We experimented with fixing the concurrency problems with Socket.IO, however because all of its stateful data is pumped through the same pub/sub storage interface, we decided to choose a different messaging system for our demo: Faye. Faye is a popular implementation of Bayeux, which provides a rich pub/sub interface and is not dependent on Socket.IO. Here is a nice explanation from the author about why he doesn’t use Socket.IO under the covers. It held up well in our testing, and provided us with reliable behavior even when clustering with latency.

Stateless Scalable Signaling Servers

Once we ensured that our transport layer would not succumb to the attacks of the Signaling dragon, we had to ensure that our peer state would distribute properly across a cluster.  Rather than construct a stateful server, we chose to use pub/sub to communicate presence information solely between clients. By communicating this data between peers, we were able to scale our server by simply relying on our pub/sub dispatcher to scale. This decision also more loosely couples our system to the server side signaling implementation, making it easier to replace with something more performant, should our application need to scale immensely.

Let’s consider an example of how this is accomplished with pub/sub:

  • Jill walks into a dark room and says “Hi this is Jill” (Subscribe, Publish)
  • No one responds, so Jill knows that there are no other people in the room.
  • Jack comes in to the same room and says “Hi this is Jack” (Subscribe, Publish)
  • Jill responds “Hi Jack, this is Jill.” (Receive, Publish)
  • Both Jack and Jill now know who is in the room. (Receive)

This approach does require a bit more logic on the client side, but we believe it’s worth it if our servers have less work to do. Translating the previous example into pub/sub messages looks like this:

pubsub-presence

In the example above we have a “room”, and two peers “jill” and “jack.” From this we can generate two pub/sub channel names that will allow for broadcast and peer-to-peer communication in a virtual ‘room’.

  • /room – This channel represents the room, and all peers use it for communicating initial presence, and determining P2P channel names.
  • /room/jack/jill – This channel is used for publishing messages between two peers, and is determined by combining the room id and both user ids separated by slashes. To ensure that both peers generate the same channel name the user components are alpha sorted beforehand.

By choosing a stateless server, we were able to scale out our pub/sub dispatcher without having to deal with the complexities of mutable signaling state in our application server code. In a shipping application you will almost certainly need to have some state, for example to deal with user authentication or channel permissions, but with a little ingenuity that shouldn’t be a problem with this setup.

Now You’re Ready

By now you should have an apprentice level understanding of the tactics that you’ll need to employ before facing the Signaling dragon on your adventures in the land of WebRTC. Think carefully about which transport you choose–Socket.io can be a powerful spell, but it requires some extra effort to scale.  And consider using a stateless server implementation to avoid concurrency concerns in clustered environments.
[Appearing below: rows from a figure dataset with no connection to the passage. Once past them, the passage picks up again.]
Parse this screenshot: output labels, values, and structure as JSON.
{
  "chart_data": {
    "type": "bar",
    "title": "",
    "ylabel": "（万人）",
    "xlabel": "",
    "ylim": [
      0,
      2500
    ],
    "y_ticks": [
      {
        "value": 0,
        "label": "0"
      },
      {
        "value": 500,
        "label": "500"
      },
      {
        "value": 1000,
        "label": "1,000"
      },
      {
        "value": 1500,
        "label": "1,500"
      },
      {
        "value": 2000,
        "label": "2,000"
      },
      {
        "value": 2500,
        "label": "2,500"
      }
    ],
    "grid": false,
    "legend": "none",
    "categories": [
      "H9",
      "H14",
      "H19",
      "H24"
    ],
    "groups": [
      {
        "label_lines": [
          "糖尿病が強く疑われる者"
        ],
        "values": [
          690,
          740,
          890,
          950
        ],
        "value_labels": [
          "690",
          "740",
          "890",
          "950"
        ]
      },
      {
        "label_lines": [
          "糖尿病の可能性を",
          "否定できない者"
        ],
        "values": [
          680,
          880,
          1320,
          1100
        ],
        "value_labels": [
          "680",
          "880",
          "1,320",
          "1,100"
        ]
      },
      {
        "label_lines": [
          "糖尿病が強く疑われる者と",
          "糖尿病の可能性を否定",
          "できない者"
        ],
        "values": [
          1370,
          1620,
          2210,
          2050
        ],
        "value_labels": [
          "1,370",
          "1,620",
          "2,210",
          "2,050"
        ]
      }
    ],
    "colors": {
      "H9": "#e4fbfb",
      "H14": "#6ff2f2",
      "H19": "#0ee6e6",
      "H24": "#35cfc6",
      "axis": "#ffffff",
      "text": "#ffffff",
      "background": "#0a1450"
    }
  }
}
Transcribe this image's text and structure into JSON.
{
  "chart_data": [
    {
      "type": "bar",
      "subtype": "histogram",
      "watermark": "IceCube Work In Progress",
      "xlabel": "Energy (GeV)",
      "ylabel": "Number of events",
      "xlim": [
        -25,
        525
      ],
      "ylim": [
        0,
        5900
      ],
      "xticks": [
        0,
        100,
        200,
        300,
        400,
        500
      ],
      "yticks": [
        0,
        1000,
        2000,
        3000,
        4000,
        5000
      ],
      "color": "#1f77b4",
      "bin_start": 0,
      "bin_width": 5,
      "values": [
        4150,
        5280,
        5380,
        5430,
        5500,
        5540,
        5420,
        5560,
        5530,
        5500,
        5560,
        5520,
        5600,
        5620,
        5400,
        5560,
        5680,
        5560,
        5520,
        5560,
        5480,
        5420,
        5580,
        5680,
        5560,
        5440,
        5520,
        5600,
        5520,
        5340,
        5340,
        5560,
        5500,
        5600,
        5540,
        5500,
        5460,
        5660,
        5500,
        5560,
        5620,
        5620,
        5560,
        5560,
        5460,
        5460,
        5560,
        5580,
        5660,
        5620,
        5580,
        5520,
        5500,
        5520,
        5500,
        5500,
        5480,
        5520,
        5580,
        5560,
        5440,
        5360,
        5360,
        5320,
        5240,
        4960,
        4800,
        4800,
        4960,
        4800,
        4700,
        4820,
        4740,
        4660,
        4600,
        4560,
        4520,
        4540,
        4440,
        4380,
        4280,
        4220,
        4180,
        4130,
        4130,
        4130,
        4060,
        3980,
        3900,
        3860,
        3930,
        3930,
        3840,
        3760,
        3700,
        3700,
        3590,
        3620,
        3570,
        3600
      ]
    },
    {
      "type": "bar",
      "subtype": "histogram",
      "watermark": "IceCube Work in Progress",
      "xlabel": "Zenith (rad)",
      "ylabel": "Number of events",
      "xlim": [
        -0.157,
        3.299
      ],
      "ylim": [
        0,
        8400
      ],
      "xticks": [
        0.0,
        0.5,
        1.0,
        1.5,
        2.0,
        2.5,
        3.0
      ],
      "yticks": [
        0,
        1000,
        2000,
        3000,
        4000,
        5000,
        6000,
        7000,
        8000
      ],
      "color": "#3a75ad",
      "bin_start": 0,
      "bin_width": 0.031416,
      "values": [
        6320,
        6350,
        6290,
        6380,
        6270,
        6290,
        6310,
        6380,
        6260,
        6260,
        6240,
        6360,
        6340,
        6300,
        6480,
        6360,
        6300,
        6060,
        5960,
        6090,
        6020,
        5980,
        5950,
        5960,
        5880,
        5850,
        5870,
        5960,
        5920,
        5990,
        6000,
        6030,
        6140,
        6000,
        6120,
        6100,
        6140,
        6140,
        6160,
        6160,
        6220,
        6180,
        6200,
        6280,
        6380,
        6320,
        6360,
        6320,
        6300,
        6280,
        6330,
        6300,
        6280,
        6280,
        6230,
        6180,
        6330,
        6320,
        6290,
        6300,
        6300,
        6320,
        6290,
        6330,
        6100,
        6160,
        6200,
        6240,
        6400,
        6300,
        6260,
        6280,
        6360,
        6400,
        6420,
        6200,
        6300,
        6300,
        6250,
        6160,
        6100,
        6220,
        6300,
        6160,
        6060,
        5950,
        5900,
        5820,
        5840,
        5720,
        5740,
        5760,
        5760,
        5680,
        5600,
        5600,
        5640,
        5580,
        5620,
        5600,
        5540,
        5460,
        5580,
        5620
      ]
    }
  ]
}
While neither of these things are strictly required, they may very well save you headache when your application becomes wildly successful.

At Sococo we believe that WebRTC must be accessible to all levels of developers if it is to succeed, not just to engineers with solid computer science backgrounds. Therefore we’ve decided to open-source our prototype implementation, in order to help demonstrate the techniques we have talked about today.

There are other formidable dragons that we also had to defeat along the way, such as application-layer session renegotiation (Mozilla bug tracker) and interaction with the many state machines of RTCPeerConnection (W3C spec), but those are tales for another day.